Die gode is naby

Ponelis, I. A. (Isabella Annanda) (2003-03)

Thesis (MPhil)--Stellenbosch University, 2003.

Thesis

ENGLISH ABSTRACT: The rise of Ancient Egyptian civilization by the end of the fourth millennium BC was essentially a religious process. The civilization developed from a religious core that was formed by and in the Nile valley. Metaphors were drawn from the context of the Nile to represent deities. In different epochs and at different places, creation myths attempted explaining the mystery of the origin of god and man. According to these myths, both god and man were created by a primal being after it had brought itself into being. In an attempt to depict different facets of deities, various metaphors were used. One and the same god could be represented as a human and as an animal. Nonetheless, all deities possessed human features and all functioned in human structures. In the primal state mankind and the gods coexisted in harmony. When man rebelled this harmony was shattered, and the gods left the world of man. After the gods had left earth they could be approached only by a mediator. The role of mediator was played by the pharaoh. It was the pharaoh's mission to maintain the order on earth that had been present since creation. Inthe office as high priest of all cults it was incumbent on the pharaoh to keep the gods satisfied by ensuring them of the maintenance of Ma'at. In this the pharaoh as god-king was assisted by a hierarchy of priests who performed cult rituals in temples and sacrificed to the gods. To a great extent, ordinary people were excluded from formal religion and resorted to popular or demotic religion. The dominant role of artefacts in death and grave rituals does not signify an obsession with death. All rituals and artefacts were involved in maintaining life after death, and the afterlife was something that Ancient Egyptians implicitly believed in. Admission to life after death required a morally sound and just life, which was determined in the judgement ceremony when the deeds of the deceased were placed on a scale weighted with the feather of Ma'at. Religion, with the pharaoh at its centre, permeated every aspect of daily life in Ancient Egypt.

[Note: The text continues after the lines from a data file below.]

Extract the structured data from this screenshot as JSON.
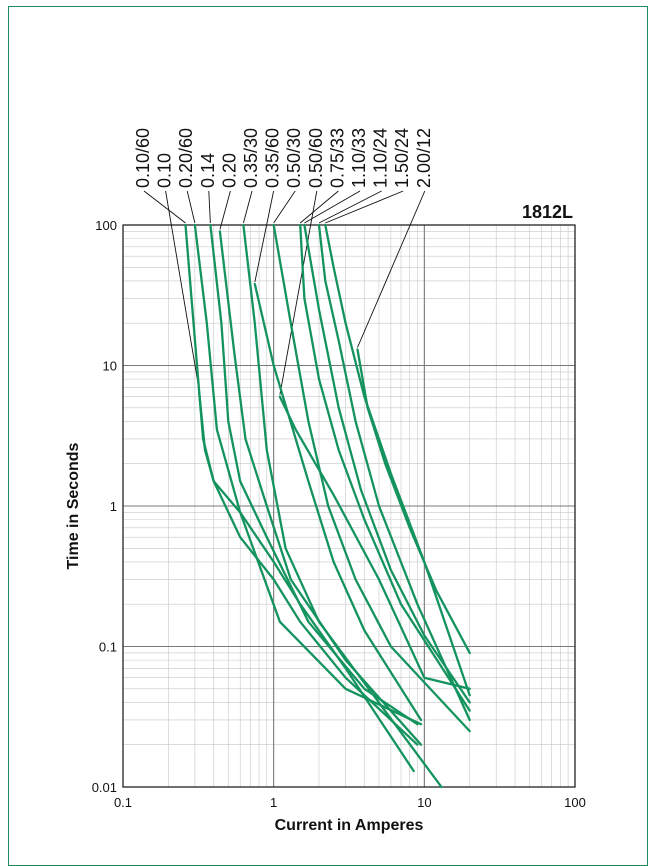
{
  "chart_data": {
    "type": "line",
    "title": "1812L",
    "xlabel": "Current in Amperes",
    "ylabel": "Time in Seconds",
    "xscale": "log",
    "yscale": "log",
    "xlim": [
      0.1,
      100
    ],
    "ylim": [
      0.01,
      100
    ],
    "grid": true,
    "x_tick_labels": [
      "0.1",
      "1",
      "10",
      "100"
    ],
    "y_tick_labels": [
      "0.01",
      "0.1",
      "1",
      "10",
      "100"
    ],
    "line_color": "#14935e",
    "series": [
      {
        "name": "0.10/60",
        "points": [
          [
            0.26,
            100
          ],
          [
            0.31,
            10
          ],
          [
            0.34,
            3
          ],
          [
            0.4,
            1.5
          ],
          [
            0.6,
            0.6
          ],
          [
            1.0,
            0.3
          ],
          [
            1.5,
            0.15
          ],
          [
            3.0,
            0.06
          ],
          [
            9.0,
            0.02
          ]
        ]
      },
      {
        "name": "0.10",
        "points": [
          [
            0.32,
            6.5
          ],
          [
            0.35,
            2.5
          ],
          [
            0.4,
            1.5
          ],
          [
            0.6,
            0.9
          ],
          [
            1.0,
            0.4
          ],
          [
            1.5,
            0.2
          ],
          [
            3.0,
            0.07
          ],
          [
            8.5,
            0.013
          ]
        ]
      },
      {
        "name": "0.20/60",
        "points": [
          [
            0.3,
            100
          ],
          [
            0.36,
            20
          ],
          [
            0.42,
            3.5
          ],
          [
            0.6,
            0.9
          ],
          [
            1.1,
            0.15
          ],
          [
            3.0,
            0.05
          ],
          [
            9.5,
            0.028
          ]
        ]
      },
      {
        "name": "0.14",
        "points": [
          [
            0.38,
            100
          ],
          [
            0.45,
            20
          ],
          [
            0.5,
            4
          ],
          [
            0.6,
            1.5
          ],
          [
            0.9,
            0.6
          ],
          [
            1.7,
            0.15
          ],
          [
            4.0,
            0.05
          ],
          [
            9.0,
            0.028
          ]
        ]
      },
      {
        "name": "0.20",
        "points": [
          [
            0.44,
            90
          ],
          [
            0.55,
            12
          ],
          [
            0.65,
            3
          ],
          [
            0.9,
            1
          ],
          [
            1.3,
            0.3
          ],
          [
            3.0,
            0.08
          ],
          [
            9.5,
            0.02
          ]
        ]
      },
      {
        "name": "0.35/30",
        "points": [
          [
            0.63,
            100
          ],
          [
            0.75,
            20
          ],
          [
            0.9,
            2.5
          ],
          [
            1.2,
            0.5
          ],
          [
            2.0,
            0.15
          ],
          [
            4.0,
            0.055
          ],
          [
            13.0,
            0.01
          ]
        ]
      },
      {
        "name": "0.35/60",
        "points": [
          [
            0.75,
            38
          ],
          [
            1.0,
            10
          ],
          [
            1.7,
            1.5
          ],
          [
            2.5,
            0.4
          ],
          [
            4.0,
            0.13
          ],
          [
            9.5,
            0.03
          ]
        ]
      },
      {
        "name": "0.50/30",
        "points": [
          [
            1.0,
            100
          ],
          [
            1.3,
            20
          ],
          [
            1.7,
            4
          ],
          [
            2.3,
            1
          ],
          [
            3.5,
            0.3
          ],
          [
            6.0,
            0.1
          ],
          [
            20.0,
            0.025
          ]
        ]
      },
      {
        "name": "0.50/60",
        "points": [
          [
            1.1,
            6
          ],
          [
            1.4,
            3.5
          ],
          [
            2.5,
            1.2
          ],
          [
            5.0,
            0.3
          ],
          [
            10.0,
            0.06
          ],
          [
            20.0,
            0.05
          ]
        ]
      },
      {
        "name": "0.75/33",
        "points": [
          [
            1.5,
            100
          ],
          [
            1.6,
            30
          ],
          [
            2.0,
            8
          ],
          [
            2.7,
            2.5
          ],
          [
            4.0,
            0.8
          ],
          [
            7.0,
            0.2
          ],
          [
            20.0,
            0.035
          ]
        ]
      },
      {
        "name": "1.10/33",
        "points": [
          [
            1.6,
            100
          ],
          [
            2.0,
            25
          ],
          [
            2.7,
            5
          ],
          [
            3.8,
            1.3
          ],
          [
            6.0,
            0.35
          ],
          [
            10.0,
            0.12
          ],
          [
            20.0,
            0.04
          ]
        ]
      },
      {
        "name": "1.10/24",
        "points": [
          [
            2.0,
            100
          ],
          [
            2.2,
            40
          ],
          [
            2.7,
            15
          ],
          [
            3.5,
            4
          ],
          [
            5.0,
            1
          ],
          [
            9.0,
            0.2
          ],
          [
            20.0,
            0.03
          ]
        ]
      },
      {
        "name": "1.50/24",
        "points": [
          [
            2.2,
            100
          ],
          [
            2.5,
            50
          ],
          [
            3.0,
            20
          ],
          [
            4.0,
            6
          ],
          [
            6.0,
            1.7
          ],
          [
            10.0,
            0.4
          ],
          [
            20.0,
            0.045
          ]
        ]
      },
      {
        "name": "2.00/12",
        "points": [
          [
            3.6,
            13
          ],
          [
            4.2,
            5
          ],
          [
            5.5,
            2
          ],
          [
            8.0,
            0.7
          ],
          [
            12.0,
            0.25
          ],
          [
            20.0,
            0.09
          ]
        ]
      }
    ],
    "label_order": [
      "0.10/60",
      "0.10",
      "0.20/60",
      "0.14",
      "0.20",
      "0.35/30",
      "0.35/60",
      "0.50/30",
      "0.50/60",
      "0.75/33",
      "1.10/33",
      "1.10/24",
      "1.50/24",
      "2.00/12"
    ]
  }
}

AFRIKAANSE OPSOMMING: Die opkoms van die Antieke Egiptiese beskawing teen die einde van die vierde millennium vC was essensieel 'n godsdienstige proses. Die beskawing het rondom 'n godsdiens ontwikkel wat sy skering en inslag in die vrugbare Nylvallei gehad het. Metafore uit die Nylkonteks is gebruik om die godedom te vergestalt. Skeppingsmites het op verskillende tye en op verskillende plekke 'n verklaring van die ontstaansgeheim van gode en mense probeer gee. Hiervolgens is alle gode en mense deur 'n oerwese geskape nadat hierdie oerwese homself tot stand gebring het. In 'n poging om die verskillende fasette van gode uit te beeld, is verskillende metafore gebruik; dieselfde god kon vergestalt word as mens en/of dier. Tog het alle gode menslike eienskappe gehad en het hulle almal in menslike strukture gefunksioneer. In die oerstaat sou mense en gode in harmonie saamleef. Toe die mens in opstand gekom het, is hierdie harmonie versteur, en die gode het die wêreld van die mensdom verlaat. Nadat die gode die aarde verlaat het, kon hulle net deur 'n middelaar bereik word. Die rol van middelaar is ingeneem deur die farao. Dit was die opdrag van die farao om die orde wat van die skepping af teenwoordig was, op aarde te handhaaf. In sy amp as hoëpriester van alle kultusse moes die farao daagliks die gode tevrede hou deur hulle van die instandhouding van Ma'at te verseker. Hierin is hy as godkoning bygestaan deur 'n hiërargie van priesters wat in tempels kultusrituele uitgevoer en offers aan die gode gebring het. Die gewone mens is in 'n groot mate uitgesluit van formele godsdiens en het 'n heenkome in volksgodsdiens gevind. Die dominante rol wat artefakte rondom die dood en grafrituele speel, het geensins gedui op 'n beheptheid met die dood nie. Alle rituele en toerusting is gerig op die instandhouding van die lewe na die dood, waaraan die Antieke Egiptenaar onwrikbaar geglo het. Toetrede tot die lewe na die dood het 'n moreel regverdige lewe vereis en is bepaal by die oordeelseremonie wanneer die afgestorwene se dade op 'n skaal teenoor die veer van Ma'at geweeg is. Elke aspek van die daaglikse lewe in Antieke Egipte is geraak en bepaal deur die besondere rol van die godsdiens en die farao as hoofrolspeler in die godsdiens.